Leslie - I have been an Alaska Court clerk, director of youth camps, built my own log cabin, taught 8th grade, built/remodeled/demolished a few houses, served as full-time volunteer for HFHI as a Global Village trainer in Asia Pacific, and as a team leader. My most full-filling, ever-changing job has been, and still is, that of a mom. I enjoy spending my time with Bob in most of the things he does, especially in Alaska. I always look forward to meeting new people on teams, and experiencing different cultures with them. I can be easily bribed with ice cream and can eat more of it than anyone, our three sons excluded (they learned from the best).

Andrea - I have Nursing degrees and did direct patient care for a few years. I am currently working as a Clinical Analyst using my nursing experience and computer technology to assist in the implementation of a clinical system. My part is to ensure that is tested thoroughly before the clinicians are able to use it. The GV teams I have been on are to Anchorage, AK (2), Kauai, HI, Biloxi, MS and Serbia, Russia (the pictures is in Moscow, from the Siberia team). This will be my second international one. This is my third team with the Bells and my fourth with Bob. I think they can not get rid of me until I get it right! What I'm looking forward to the most while in PNG is working with all you special folks of the team and the PNG people. I am also looking forward to the beauty of the country and their spirit. This will be my first time working without any electricity. I think it is going to be fun to just let go and go with the flow. I like to spend my free time running, playing the piano, and now I have started quilting. I am hoping to finish painting my office before I leave. So that is one of the things keeping me occupied in the cold winter days here in the Chicago area. When I grow up, I want to be loving life and never loose the passion of living.

Hello everyone,
I’m Diane Erickson. I have lived in Alaska since 2001 and I am enjoying all things Alaskan, including our malamutes. The ‘puppy’ in the picture with me is Tuk (short for Tuktyuktuk). Tuk is 1 ½ years old and his little (only 120 pounds) brother Frost is 9 months old. The other members of my peaceable kingdom include Meowie and Miss Kitty and my significant other, John. John and I live up on Hiland Road. We are both teachers at the University of Alaska Anchorage. So, we have lots of time to enjoy the summers in Alaska. I am looking forward to meeting and building with all of you in PNG!

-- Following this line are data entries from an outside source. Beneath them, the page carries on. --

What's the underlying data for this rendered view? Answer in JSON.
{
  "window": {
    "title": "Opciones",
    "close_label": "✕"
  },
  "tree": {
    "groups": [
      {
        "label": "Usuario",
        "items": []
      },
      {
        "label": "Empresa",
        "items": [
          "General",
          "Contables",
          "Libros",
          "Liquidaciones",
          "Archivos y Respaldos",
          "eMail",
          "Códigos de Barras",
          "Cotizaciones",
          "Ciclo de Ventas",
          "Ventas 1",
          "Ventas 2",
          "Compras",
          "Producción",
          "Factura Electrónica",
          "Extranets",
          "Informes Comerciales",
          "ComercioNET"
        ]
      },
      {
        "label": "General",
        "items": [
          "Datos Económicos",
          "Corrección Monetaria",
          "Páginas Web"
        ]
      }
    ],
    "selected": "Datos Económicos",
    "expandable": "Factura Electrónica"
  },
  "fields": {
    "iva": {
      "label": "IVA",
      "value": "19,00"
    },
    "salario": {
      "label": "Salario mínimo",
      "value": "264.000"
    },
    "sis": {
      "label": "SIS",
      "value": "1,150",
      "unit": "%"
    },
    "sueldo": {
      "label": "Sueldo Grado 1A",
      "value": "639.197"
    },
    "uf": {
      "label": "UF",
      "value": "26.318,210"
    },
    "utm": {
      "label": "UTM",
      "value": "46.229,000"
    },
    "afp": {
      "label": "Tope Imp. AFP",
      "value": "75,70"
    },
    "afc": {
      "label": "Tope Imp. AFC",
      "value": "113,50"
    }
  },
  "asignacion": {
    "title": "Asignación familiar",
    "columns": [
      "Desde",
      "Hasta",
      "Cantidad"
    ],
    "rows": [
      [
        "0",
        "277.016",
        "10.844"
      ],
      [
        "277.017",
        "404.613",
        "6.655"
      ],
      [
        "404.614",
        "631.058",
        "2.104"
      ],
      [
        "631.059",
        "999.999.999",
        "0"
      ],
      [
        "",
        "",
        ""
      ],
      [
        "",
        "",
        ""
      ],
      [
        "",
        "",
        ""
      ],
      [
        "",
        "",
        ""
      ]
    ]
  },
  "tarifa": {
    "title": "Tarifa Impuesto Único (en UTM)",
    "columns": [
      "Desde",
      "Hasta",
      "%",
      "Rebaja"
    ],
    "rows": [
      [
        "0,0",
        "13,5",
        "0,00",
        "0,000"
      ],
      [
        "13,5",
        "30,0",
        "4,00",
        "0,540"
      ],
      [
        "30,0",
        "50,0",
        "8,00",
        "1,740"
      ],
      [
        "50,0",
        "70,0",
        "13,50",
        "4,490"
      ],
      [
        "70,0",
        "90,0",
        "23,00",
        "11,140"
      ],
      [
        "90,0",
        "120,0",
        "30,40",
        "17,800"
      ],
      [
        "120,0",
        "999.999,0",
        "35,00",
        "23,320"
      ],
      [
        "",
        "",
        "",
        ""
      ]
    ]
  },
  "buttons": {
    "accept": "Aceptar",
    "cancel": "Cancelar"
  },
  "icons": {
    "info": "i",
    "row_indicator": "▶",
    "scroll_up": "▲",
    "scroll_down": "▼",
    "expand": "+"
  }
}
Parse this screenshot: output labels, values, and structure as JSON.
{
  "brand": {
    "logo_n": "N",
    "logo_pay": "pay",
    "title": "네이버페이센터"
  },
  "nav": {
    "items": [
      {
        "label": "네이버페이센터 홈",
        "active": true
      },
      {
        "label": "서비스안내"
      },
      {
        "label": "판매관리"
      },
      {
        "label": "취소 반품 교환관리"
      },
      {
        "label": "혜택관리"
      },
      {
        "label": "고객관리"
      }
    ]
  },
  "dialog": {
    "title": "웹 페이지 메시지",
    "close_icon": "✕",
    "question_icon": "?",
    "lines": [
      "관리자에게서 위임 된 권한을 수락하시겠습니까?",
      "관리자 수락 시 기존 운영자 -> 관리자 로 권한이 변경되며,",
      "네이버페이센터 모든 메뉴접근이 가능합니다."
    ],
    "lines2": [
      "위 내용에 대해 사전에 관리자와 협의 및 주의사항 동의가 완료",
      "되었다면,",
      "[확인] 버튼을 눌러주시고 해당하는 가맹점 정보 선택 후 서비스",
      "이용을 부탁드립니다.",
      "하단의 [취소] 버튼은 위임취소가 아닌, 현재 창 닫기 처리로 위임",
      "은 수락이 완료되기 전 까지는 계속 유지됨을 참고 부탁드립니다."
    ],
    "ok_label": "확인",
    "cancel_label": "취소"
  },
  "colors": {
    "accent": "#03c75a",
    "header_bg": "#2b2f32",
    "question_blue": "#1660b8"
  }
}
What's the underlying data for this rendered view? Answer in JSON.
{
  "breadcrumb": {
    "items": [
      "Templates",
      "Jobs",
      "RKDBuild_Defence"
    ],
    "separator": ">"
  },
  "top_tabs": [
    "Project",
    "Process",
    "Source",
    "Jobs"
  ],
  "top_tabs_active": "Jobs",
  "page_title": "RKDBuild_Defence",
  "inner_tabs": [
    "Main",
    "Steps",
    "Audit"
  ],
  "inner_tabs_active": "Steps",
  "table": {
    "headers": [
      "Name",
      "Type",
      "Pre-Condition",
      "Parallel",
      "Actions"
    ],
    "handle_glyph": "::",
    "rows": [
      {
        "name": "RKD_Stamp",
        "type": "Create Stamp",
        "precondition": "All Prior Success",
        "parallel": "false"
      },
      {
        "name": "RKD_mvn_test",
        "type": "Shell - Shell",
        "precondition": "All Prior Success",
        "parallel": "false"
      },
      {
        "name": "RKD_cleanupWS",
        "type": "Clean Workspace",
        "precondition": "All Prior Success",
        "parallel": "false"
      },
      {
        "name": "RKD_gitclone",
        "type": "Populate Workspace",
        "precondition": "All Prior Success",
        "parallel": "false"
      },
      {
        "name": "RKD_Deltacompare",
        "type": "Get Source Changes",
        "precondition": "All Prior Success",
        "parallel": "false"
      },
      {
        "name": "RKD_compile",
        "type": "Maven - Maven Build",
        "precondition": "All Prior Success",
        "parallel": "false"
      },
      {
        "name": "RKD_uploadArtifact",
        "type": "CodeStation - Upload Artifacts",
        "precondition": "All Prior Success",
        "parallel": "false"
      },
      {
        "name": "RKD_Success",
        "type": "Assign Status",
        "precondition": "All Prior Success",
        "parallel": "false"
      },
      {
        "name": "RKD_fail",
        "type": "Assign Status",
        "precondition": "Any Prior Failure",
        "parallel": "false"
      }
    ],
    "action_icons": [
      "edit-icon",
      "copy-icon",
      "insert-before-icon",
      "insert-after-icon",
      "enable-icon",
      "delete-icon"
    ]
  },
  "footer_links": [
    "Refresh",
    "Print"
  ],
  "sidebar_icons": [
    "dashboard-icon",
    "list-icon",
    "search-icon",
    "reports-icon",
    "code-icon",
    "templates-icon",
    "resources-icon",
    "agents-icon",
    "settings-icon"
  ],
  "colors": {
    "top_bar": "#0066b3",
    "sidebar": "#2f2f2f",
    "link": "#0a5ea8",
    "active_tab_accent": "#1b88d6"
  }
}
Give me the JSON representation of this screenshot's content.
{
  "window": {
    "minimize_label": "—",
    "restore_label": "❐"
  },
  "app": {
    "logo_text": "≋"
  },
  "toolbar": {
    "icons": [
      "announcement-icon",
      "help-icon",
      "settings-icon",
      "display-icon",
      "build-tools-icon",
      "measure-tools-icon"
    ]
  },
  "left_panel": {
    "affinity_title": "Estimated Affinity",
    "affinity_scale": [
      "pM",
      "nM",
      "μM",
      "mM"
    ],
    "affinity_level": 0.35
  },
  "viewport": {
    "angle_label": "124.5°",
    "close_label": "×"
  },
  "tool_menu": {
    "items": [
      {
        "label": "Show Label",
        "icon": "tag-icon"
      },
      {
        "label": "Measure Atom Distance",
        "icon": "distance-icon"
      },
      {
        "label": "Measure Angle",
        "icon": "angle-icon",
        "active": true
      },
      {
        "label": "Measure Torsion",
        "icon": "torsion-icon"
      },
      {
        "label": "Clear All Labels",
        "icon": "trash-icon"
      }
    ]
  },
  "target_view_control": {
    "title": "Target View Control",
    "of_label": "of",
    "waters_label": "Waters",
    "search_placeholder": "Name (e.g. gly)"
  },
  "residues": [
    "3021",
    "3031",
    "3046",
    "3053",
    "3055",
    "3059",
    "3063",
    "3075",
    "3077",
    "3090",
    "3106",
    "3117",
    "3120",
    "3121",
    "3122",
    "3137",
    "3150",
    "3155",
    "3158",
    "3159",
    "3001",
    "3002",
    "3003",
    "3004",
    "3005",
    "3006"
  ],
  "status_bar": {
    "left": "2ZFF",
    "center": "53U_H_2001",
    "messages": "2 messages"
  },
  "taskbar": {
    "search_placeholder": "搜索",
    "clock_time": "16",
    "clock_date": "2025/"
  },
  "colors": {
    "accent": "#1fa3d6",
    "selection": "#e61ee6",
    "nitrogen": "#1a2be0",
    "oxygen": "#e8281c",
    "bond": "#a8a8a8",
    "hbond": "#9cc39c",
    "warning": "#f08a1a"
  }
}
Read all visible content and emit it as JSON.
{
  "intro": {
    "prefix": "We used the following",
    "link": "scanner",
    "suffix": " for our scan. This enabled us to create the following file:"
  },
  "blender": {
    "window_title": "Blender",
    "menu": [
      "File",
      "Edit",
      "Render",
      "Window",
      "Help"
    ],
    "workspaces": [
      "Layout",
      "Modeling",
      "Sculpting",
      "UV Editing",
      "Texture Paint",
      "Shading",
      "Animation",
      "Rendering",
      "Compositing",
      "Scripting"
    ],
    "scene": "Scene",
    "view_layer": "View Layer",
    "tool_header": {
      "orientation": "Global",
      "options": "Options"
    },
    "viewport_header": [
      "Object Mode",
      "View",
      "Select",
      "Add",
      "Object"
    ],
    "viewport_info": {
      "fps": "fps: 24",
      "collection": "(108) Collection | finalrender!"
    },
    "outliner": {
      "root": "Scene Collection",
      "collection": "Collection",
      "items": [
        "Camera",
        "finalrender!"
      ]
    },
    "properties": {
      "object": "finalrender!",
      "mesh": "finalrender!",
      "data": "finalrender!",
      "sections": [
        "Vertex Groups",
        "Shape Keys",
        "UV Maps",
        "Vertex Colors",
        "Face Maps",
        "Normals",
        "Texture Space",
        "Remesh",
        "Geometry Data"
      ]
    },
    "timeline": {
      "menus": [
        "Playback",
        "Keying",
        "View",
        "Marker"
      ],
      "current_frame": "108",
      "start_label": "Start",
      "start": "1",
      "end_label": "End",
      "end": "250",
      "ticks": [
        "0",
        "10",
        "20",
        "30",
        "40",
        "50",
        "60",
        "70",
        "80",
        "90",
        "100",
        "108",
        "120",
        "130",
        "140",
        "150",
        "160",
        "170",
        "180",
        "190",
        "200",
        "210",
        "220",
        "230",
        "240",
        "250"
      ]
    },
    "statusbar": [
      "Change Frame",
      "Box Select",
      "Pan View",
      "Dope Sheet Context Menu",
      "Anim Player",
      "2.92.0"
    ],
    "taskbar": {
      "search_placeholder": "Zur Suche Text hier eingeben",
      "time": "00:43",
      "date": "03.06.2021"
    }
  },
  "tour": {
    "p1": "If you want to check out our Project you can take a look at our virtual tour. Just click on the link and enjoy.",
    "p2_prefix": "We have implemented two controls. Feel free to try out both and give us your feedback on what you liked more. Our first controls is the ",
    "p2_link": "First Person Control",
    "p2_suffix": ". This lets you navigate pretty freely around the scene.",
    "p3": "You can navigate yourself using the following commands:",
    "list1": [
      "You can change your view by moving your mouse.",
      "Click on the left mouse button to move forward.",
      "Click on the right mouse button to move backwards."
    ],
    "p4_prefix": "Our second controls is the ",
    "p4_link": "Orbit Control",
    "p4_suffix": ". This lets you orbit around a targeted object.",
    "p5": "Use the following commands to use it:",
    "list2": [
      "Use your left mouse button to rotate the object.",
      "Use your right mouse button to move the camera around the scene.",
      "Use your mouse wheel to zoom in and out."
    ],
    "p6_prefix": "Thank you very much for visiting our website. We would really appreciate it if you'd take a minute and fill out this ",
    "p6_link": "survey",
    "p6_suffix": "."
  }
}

Julia Weiler and James Gambrill are two adventurous spirits with a host of varied experiences that have brought them together for this life’s journey… speaking of adventure, they met in skydiving school almost 15 years ago! Julia is currently a travel writer and editor whose latest book is titled "More Sand in My Bra: funny women write from the road, again!". She has also worked in the past as a veterinary technician, in antiques restoration, as a photographer, a painter, a builder, a hot pepper farmer, and the list goes on… James is currently tethered to his corporate job as a programmer/analyst, but has dabbled in millworking, lumber dealing, building, car washing, dreaming (didn’t get paid for that though), and once even moon lighted as a TV news studio cameraman/floor director. Someday when James and Julia finally do grow up, they hope to have lived a life full of experiences that kept them smiling and wealthy in health, spirit, and love.
We ourselves are nearing the end of our own building project… the two year “DIY” renovation of our humble 1905 house in Springfield OR. Throughout the process, we have been blessed by the many helping hands of friends, family, and neighbors...even complete strangers have stopped to offer advice or a quick hand up. In a roundabout sort of way, this is how we met Bob and Leslie, who later assisted us in the pouring of our new foundation… and somewhere along the way they twisted our rubber arms, re-inspired our adventurous spirit, and we decided to join them on the PNG build.
Although we are seasoned travelers, this will be our first time to PNG and our first GV trip ever. We are so looking forward to meeting all of the team, and even more to helping people build their dreams together.

Robbie Robinson - A Bostonian by birth, Robbie grew up on a farm in Woburn, Massachuetts.After a two year stint in the US Coast Guard, he graduated as a mechanicalengineer from Rensselaer Polytechnic Institute in Troy, New York. He hasworked for both Exxon and Mobil in India (3yrs.), Indonesia (5yrs.),Singapore (5yrs.), South Africa (2yrs.)and Alaska (12yrs.). He has lived inAlaska 34 years and is active in church, Campus Ministry, the American Society for Quality, Toastmasters, Antique Car Club and community activitiessuch as FISH (delivering food to low income families). In the early years ofthe Anchorage HfH affiliate, he was the Construction Manager and currentlyworks on both local and international HfH projects such as the JCWP buildsin the Philippines, Mexico and India. He has also been on GV teams in theFiji Islands, North Long Beach (CA) and Belfast, Ireland. His wife, Marianne, is a psychoanalyst (PhD)and their three children(adults) and families are self-sustaining and pay taxes.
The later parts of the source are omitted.